Головко встал, не спеша вытянул вперед руки, потом поднял правую ногу и дотронулся носком до большого пальца левой руки.

- Все это одно, единственное, - сказал Хек. - Вы должны понять. Бог, страх, Якутия. Вам дается возможность. Это просто праздник <Кэ>. Просто Кюсюр, тундра. Девочки нет, но это неважно. Оставайтесь с нами, вы можете быть всем.

- Не знаю... - пробормотал Головко, подпрыгивая. - Мне страшно. Мне надоела эта глобальность внутри меня, это приближение к какому-то верху, или низу. Не хочу мудрости! Оглупите меня.

- Вы и так дурак, - сказал Иван Хек. - Но ведь ото же правда. Зачем вам нужно что-нибудь еще, какая-то жизнь, страна? У нас есть природа, красота и истина. И безобразие, и свет, и мрак.

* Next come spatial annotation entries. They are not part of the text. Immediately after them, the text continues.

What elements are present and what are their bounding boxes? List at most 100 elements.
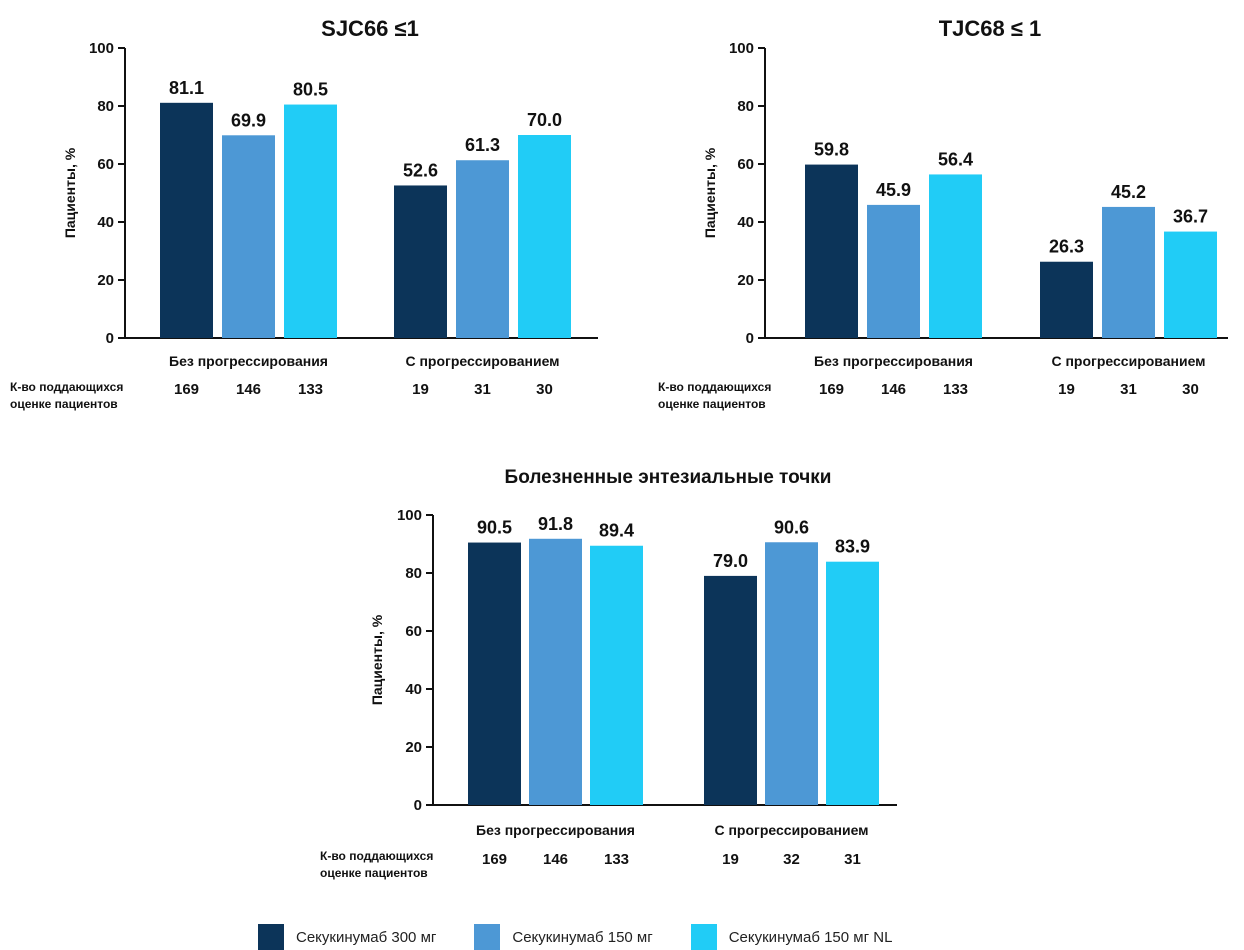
enth-n-label-line1: К-во поддающихся xyxy=(320,849,433,863)
tjc68-patient-count: 19 xyxy=(1058,381,1075,398)
enth-patient-count: 31 xyxy=(844,851,861,868)
sjc66-patient-count: 31 xyxy=(474,381,491,398)
enth-data-label: 90.5 xyxy=(477,518,512,538)
tjc68-n-label-line2: оценке пациентов xyxy=(658,397,766,411)
enth-title: Болезненные энтезиальные точки xyxy=(505,467,832,488)
enth-y-tick-label: 60 xyxy=(405,623,422,640)
tjc68-n-label-line1: К-во поддающихся xyxy=(658,380,771,394)
enth-y-tick-label: 0 xyxy=(414,797,422,814)
tjc68-category-label: Без прогрессирования xyxy=(814,353,973,369)
chart-tjc68: TJC68 ≤ 1 Пациенты, % 0 20 40 60 80 100 Без прог… xyxy=(620,0,1244,440)
enth-data-label: 91.8 xyxy=(538,514,573,534)
enth-n-label-line2: оценке пациентов xyxy=(320,866,428,880)
legend-label-150: Секукинумаб 150 мг xyxy=(512,928,653,946)
enth-patient-count: 133 xyxy=(604,851,629,868)
tjc68-y-tick-label: 20 xyxy=(737,272,754,289)
tjc68-data-label: 36.7 xyxy=(1173,207,1208,227)
enth-patient-count: 19 xyxy=(722,851,739,868)
sjc66-category-label: Без прогрессирования xyxy=(169,353,328,369)
chart-enthesitis: Болезненные энтезиальные точки Пациенты, … xyxy=(300,450,960,900)
sjc66-patient-count: 146 xyxy=(236,381,261,398)
tjc68-patient-count: 30 xyxy=(1182,381,1199,398)
enth-y-tick-label: 100 xyxy=(397,507,422,524)
sjc66-patient-count: 30 xyxy=(536,381,553,398)
tjc68-bar xyxy=(1102,206,1155,338)
chart-legend: Секукинумаб 300 мг Секукинумаб 150 мг Се… xyxy=(258,924,930,950)
sjc66-title: SJC66 ≤1 xyxy=(321,16,419,41)
legend-item-150nl: Секукинумаб 150 мг NL xyxy=(690,924,893,950)
tjc68-bar xyxy=(1164,231,1217,338)
sjc66-bar xyxy=(284,104,337,338)
tjc68-patient-count: 31 xyxy=(1120,381,1137,398)
sjc66-data-label: 80.5 xyxy=(293,80,328,100)
sjc66-n-label-line1: К-во поддающихся xyxy=(10,380,123,394)
enth-y-tick-label: 20 xyxy=(405,739,422,756)
enth-data-label: 89.4 xyxy=(599,521,634,541)
sjc66-y-tick-label: 100 xyxy=(89,40,114,57)
legend-swatch-300 xyxy=(258,924,284,950)
sjc66-data-label: 70.0 xyxy=(527,110,562,130)
tjc68-data-label: 45.2 xyxy=(1111,182,1146,202)
enth-y-tick-label: 80 xyxy=(405,565,422,582)
tjc68-bar xyxy=(1040,261,1093,338)
legend-label-300: Секукинумаб 300 мг xyxy=(296,928,437,946)
enth-patient-count: 169 xyxy=(482,851,507,868)
tjc68-data-label: 56.4 xyxy=(938,149,973,169)
tjc68-patient-count: 169 xyxy=(819,381,844,398)
enth-y-tick-label: 40 xyxy=(405,681,422,698)
tjc68-bar xyxy=(929,174,982,338)
legend-swatch-150 xyxy=(474,924,501,950)
legend-item-150: Секукинумаб 150 мг xyxy=(474,924,653,950)
enth-category-label: С прогрессированием xyxy=(714,822,868,838)
sjc66-patient-count: 19 xyxy=(412,381,429,398)
chart-tjc68-svg: TJC68 ≤ 1 Пациенты, % 0 20 40 60 80 100 Без прог… xyxy=(658,16,1228,411)
legend-swatch-150nl xyxy=(690,924,717,950)
tjc68-bar xyxy=(805,164,858,338)
tjc68-data-label: 45.9 xyxy=(876,180,911,200)
enth-bar xyxy=(704,575,757,805)
tjc68-y-tick-label: 80 xyxy=(737,98,754,115)
tjc68-category-label: С прогрессированием xyxy=(1051,353,1205,369)
sjc66-bar xyxy=(394,185,447,338)
tjc68-y-tick-label: 40 xyxy=(737,214,754,231)
tjc68-y-tick-label: 0 xyxy=(746,330,754,347)
chart-sjc66-svg: SJC66 ≤1 Пациенты, % 0 20 40 60 80 100 Без прогр… xyxy=(10,16,598,411)
enth-data-label: 83.9 xyxy=(835,537,870,557)
enth-bar xyxy=(826,561,879,805)
enth-bar xyxy=(590,545,643,805)
tjc68-data-label: 59.8 xyxy=(814,140,849,160)
tjc68-y-axis-label: Пациенты, % xyxy=(702,147,718,238)
sjc66-n-label-line2: оценке пациентов xyxy=(10,397,118,411)
sjc66-patient-count: 133 xyxy=(298,381,323,398)
enth-data-label: 90.6 xyxy=(774,517,809,537)
sjc66-category-label: С прогрессированием xyxy=(405,353,559,369)
tjc68-y-tick-label: 100 xyxy=(729,40,754,57)
legend-item-300: Секукинумаб 300 мг xyxy=(258,924,436,950)
sjc66-bar xyxy=(456,160,509,338)
chart-sjc66: SJC66 ≤1 Пациенты, % 0 20 40 60 80 100 Без прогр… xyxy=(0,0,620,440)
enth-bar xyxy=(529,538,582,805)
sjc66-y-tick-label: 80 xyxy=(97,98,114,115)
sjc66-bar xyxy=(222,135,275,338)
sjc66-patient-count: 169 xyxy=(174,381,199,398)
sjc66-y-tick-label: 60 xyxy=(97,156,114,173)
sjc66-y-tick-label: 20 xyxy=(97,272,114,289)
enth-category-label: Без прогрессирования xyxy=(476,822,635,838)
enth-y-axis-label: Пациенты, % xyxy=(369,614,385,705)
sjc66-data-label: 81.1 xyxy=(169,78,204,98)
legend-label-150nl: Секукинумаб 150 мг NL xyxy=(728,928,893,946)
tjc68-patient-count: 133 xyxy=(943,381,968,398)
tjc68-patient-count: 146 xyxy=(881,381,906,398)
enth-bar xyxy=(468,542,521,805)
enth-patient-count: 32 xyxy=(783,851,800,868)
enth-patient-count: 146 xyxy=(543,851,568,868)
sjc66-y-tick-label: 40 xyxy=(97,214,114,231)
sjc66-data-label: 69.9 xyxy=(231,110,266,130)
enth-bar xyxy=(765,542,818,805)
sjc66-bar xyxy=(160,102,213,338)
tjc68-bar xyxy=(867,204,920,338)
sjc66-data-label: 61.3 xyxy=(465,135,500,155)
sjc66-y-axis-label: Пациенты, % xyxy=(62,147,78,238)
sjc66-y-tick-label: 0 xyxy=(106,330,114,347)
sjc66-data-label: 52.6 xyxy=(403,160,438,180)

- А Жукаускас? - спросил Головко.

- Он есть, - ответил Хек.

- А я? - спросил Головко.

- Вы здесь, - ответил Хек.

Головко посмотрел вокруг. Костер почти догорел, и человек в желтой одежде ломал новые ветки карликовых баобабов и тоненькие стволы пальм. Он бросал их в еле тлеющее пламя, которое тут же меняло цвет, становясь сперва желто-зеленым, а затем синим. Невдалеке от костра стояли Саргылана и Елена, взявшись за руки, и их глаза были закрыты. В другой стороне все так же сидели разные люди у чумов, и чуть слышно что-то говорили. Может быть, <шика-сыка>, Может быть, <шамильпек>. А может быть, <у>. Далеко в тундре блевал Жукаускас.

- Он ушел от меня, он считает, что я - предатель Якутии... - пробормотал Абрам, сложив руки за спиной. - Ему плохо, а мне все равно.

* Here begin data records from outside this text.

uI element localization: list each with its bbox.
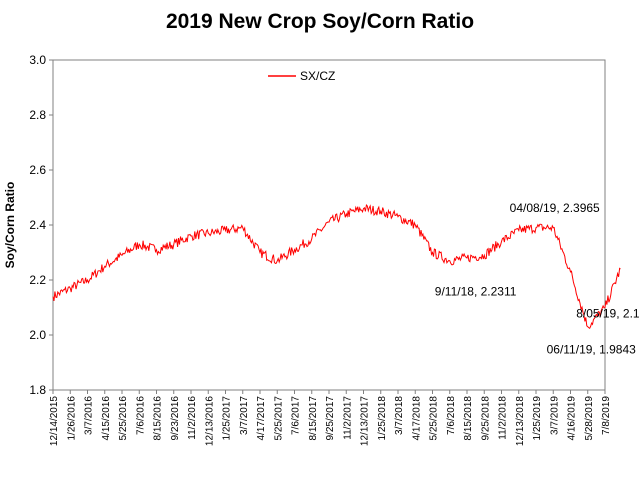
x-tick-label: 5/25/2017 — [273, 396, 284, 441]
x-tick-label: 8/15/2018 — [463, 396, 474, 441]
data-annotation: 8/05/19, 2.1003 — [576, 306, 640, 320]
series-group — [52, 204, 621, 330]
x-tick-label: 8/15/2016 — [153, 396, 164, 441]
annotations: 04/08/19, 2.3965 9/11/18, 2.2311 8/05/19, … — [435, 201, 640, 356]
y-tick-label: 3.0 — [29, 53, 46, 67]
x-tick-label: 8/15/2017 — [308, 396, 319, 441]
x-tick-label: 9/25/2018 — [480, 396, 491, 441]
x-tick-label: 11/2/2017 — [342, 396, 353, 440]
x-tick-label: 9/23/2016 — [170, 396, 181, 441]
y-tick-label: 2.8 — [29, 108, 46, 122]
x-tick-label: 11/2/2016 — [187, 396, 198, 440]
y-axis-label: Soy/Corn Ratio — [3, 182, 17, 269]
x-tick-label: 9/25/2017 — [325, 396, 336, 441]
legend-label: SX/CZ — [300, 69, 335, 83]
data-annotation: 06/11/19, 1.9843 — [547, 342, 637, 356]
x-tick-label: 3/7/2016 — [84, 396, 95, 435]
x-tick-label: 12/13/2017 — [360, 396, 371, 446]
x-tick-label: 3/7/2018 — [394, 396, 405, 435]
data-annotation: 9/11/18, 2.2311 — [435, 284, 517, 298]
x-tick-label: 3/7/2019 — [549, 396, 560, 435]
y-tick-label: 1.8 — [29, 383, 46, 397]
x-tick-label: 1/26/2016 — [66, 396, 77, 441]
x-tick-label: 4/17/2017 — [256, 396, 267, 441]
x-tick-label: 3/7/2017 — [239, 396, 250, 435]
x-tick-label: 4/15/2016 — [101, 396, 112, 441]
chart-title: 2019 New Crop Soy/Corn Ratio — [165, 10, 475, 33]
x-tick-label: 12/13/2018 — [515, 396, 526, 446]
x-tick-label: 1/25/2017 — [222, 396, 233, 441]
y-tick-label: 2.2 — [29, 273, 46, 287]
x-tick-label: 1/25/2018 — [377, 396, 388, 441]
x-tick-label: 7/8/2019 — [601, 396, 612, 435]
x-tick-label: 5/25/2016 — [118, 396, 129, 441]
x-tick-label: 5/28/2019 — [584, 396, 595, 441]
x-tick-label: 12/14/2015 — [49, 396, 60, 446]
x-tick-label: 7/6/2017 — [291, 396, 302, 435]
x-tick-label: 11/2/2018 — [498, 396, 509, 440]
y-tick-label: 2.0 — [29, 328, 46, 342]
x-tick-label: 4/16/2019 — [567, 396, 578, 441]
y-tick-label: 2.6 — [29, 163, 46, 177]
x-tick-label: 5/25/2018 — [429, 396, 440, 441]
x-tick-label: 4/17/2018 — [411, 396, 422, 441]
x-axis: 12/14/2015 1/26/2016 3/7/2016 4/15/2016 5/25… — [49, 390, 612, 446]
series-line-SX/CZ — [52, 204, 621, 330]
x-tick-label: 7/6/2018 — [446, 396, 457, 435]
x-tick-label: 1/25/2019 — [532, 396, 543, 441]
x-tick-label: 7/6/2016 — [135, 396, 146, 435]
x-tick-label: 12/13/2016 — [204, 396, 215, 446]
y-axis: 1.8 2.0 2.2 2.4 2.6 2.8 3.0 — [29, 53, 53, 397]
plot-area — [52, 59, 606, 391]
data-annotation: 04/08/19, 2.3965 — [510, 201, 600, 215]
y-tick-label: 2.4 — [29, 218, 46, 232]
legend: SX/CZ — [268, 69, 335, 83]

- Вы - предатель Якутии? - спросил Саша Васильев, появившийся здесь. - Почему вы так думаете? Может быть, вы - Бог Якутии?!

- Я? - ужаснулся Головко.

- Вы! - сказали Васильев и Хек хором, - Запрокиньте голову, вытяните вперед левую руку, выставьте мизинец.

- Что? - сказал Головко.

- Вы должны сказать простую фразу, - проговорил Хек: -

Амба-Кезелях-Сергелях

Шу-шу-шу

- Что за бред, - сказал Головко, - почему небо стало голубым? Где?

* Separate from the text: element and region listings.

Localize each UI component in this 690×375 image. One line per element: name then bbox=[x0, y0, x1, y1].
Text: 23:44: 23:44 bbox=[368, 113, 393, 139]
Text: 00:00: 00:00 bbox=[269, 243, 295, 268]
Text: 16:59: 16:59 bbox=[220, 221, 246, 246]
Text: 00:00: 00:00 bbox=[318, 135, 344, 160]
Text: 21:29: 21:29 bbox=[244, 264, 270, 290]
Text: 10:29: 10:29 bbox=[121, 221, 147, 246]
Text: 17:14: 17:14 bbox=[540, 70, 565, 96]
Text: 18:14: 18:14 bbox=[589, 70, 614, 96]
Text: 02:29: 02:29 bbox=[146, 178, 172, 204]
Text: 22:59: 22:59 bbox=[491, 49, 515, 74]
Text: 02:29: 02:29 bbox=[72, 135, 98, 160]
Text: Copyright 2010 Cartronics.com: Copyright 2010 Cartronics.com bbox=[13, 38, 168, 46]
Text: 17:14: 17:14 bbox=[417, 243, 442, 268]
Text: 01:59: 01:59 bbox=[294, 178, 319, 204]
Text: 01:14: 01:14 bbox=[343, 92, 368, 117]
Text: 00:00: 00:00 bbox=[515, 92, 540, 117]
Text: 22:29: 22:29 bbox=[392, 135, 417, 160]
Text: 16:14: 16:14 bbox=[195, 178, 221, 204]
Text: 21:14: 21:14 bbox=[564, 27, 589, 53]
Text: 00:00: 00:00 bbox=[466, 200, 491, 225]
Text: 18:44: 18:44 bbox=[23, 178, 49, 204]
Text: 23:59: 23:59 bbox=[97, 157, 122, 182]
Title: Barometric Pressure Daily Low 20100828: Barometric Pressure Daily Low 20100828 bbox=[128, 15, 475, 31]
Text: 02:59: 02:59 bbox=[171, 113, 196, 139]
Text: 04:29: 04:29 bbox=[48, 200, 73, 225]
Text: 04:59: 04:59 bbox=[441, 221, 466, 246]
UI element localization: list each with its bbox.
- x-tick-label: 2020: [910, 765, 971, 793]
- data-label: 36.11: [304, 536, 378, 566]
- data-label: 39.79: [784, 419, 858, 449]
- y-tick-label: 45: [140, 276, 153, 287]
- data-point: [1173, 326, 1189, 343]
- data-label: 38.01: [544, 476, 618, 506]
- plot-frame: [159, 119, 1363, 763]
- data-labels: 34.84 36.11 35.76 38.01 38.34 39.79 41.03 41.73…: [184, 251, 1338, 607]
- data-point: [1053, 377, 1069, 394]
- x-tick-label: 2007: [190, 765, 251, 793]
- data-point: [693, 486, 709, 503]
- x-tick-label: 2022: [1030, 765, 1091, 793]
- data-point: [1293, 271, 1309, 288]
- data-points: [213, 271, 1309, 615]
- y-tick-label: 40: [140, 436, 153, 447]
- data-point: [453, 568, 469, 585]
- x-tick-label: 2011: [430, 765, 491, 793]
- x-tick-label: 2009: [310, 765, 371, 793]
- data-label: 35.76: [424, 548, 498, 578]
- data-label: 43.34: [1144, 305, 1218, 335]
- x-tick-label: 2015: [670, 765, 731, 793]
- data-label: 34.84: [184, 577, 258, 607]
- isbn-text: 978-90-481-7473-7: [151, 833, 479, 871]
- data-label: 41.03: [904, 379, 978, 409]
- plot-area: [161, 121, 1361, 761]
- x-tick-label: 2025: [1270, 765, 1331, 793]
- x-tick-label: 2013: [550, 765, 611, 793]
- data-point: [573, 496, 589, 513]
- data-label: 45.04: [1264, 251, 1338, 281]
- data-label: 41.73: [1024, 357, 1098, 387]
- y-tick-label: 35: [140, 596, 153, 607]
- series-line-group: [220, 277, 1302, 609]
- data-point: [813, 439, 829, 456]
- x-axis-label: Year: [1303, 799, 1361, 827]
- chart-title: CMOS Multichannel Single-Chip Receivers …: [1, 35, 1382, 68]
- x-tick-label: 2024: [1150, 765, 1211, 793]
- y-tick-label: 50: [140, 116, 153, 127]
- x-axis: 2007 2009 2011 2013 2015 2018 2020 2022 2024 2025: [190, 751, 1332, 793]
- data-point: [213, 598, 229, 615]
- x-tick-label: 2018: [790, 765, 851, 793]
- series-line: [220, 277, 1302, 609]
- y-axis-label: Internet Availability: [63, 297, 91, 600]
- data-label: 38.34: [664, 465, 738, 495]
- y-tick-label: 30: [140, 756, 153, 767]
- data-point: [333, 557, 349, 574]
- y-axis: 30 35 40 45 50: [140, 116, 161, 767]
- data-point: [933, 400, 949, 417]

- Сделайте так! - крикнул Васильев и ударил Абрама Головко ладонью по пояснице.

- Я могу, - сказал Абрам.

Он запрокинул голову, вытянул вперед левую руку, выставил мизинец и отчетливо произнес:

- Амба-Кезелях-Сергелях Шу-шу-шу.

- Все!!! - торжественно воскликнули Васильев и Хек и захлопали себя руками по ляжкам. - Вы - Бог Якутии. Преображение произошло!

- Ну и что? - спросил Головко.

- Ничего, - сказал Хек. - Теперь вы - Бог.

- Целой Якутии? - спросил Головко.

- Конечно. Якутия находится у вас в пупке.

- Да идите вы! - крикнул Головко.

- А вы посмотрите.

Головко расстегнул рубашку и осмотрел свой пупок. В нем была какая-то синяя шерстинка. Он вытащил ее и положил на ладонь.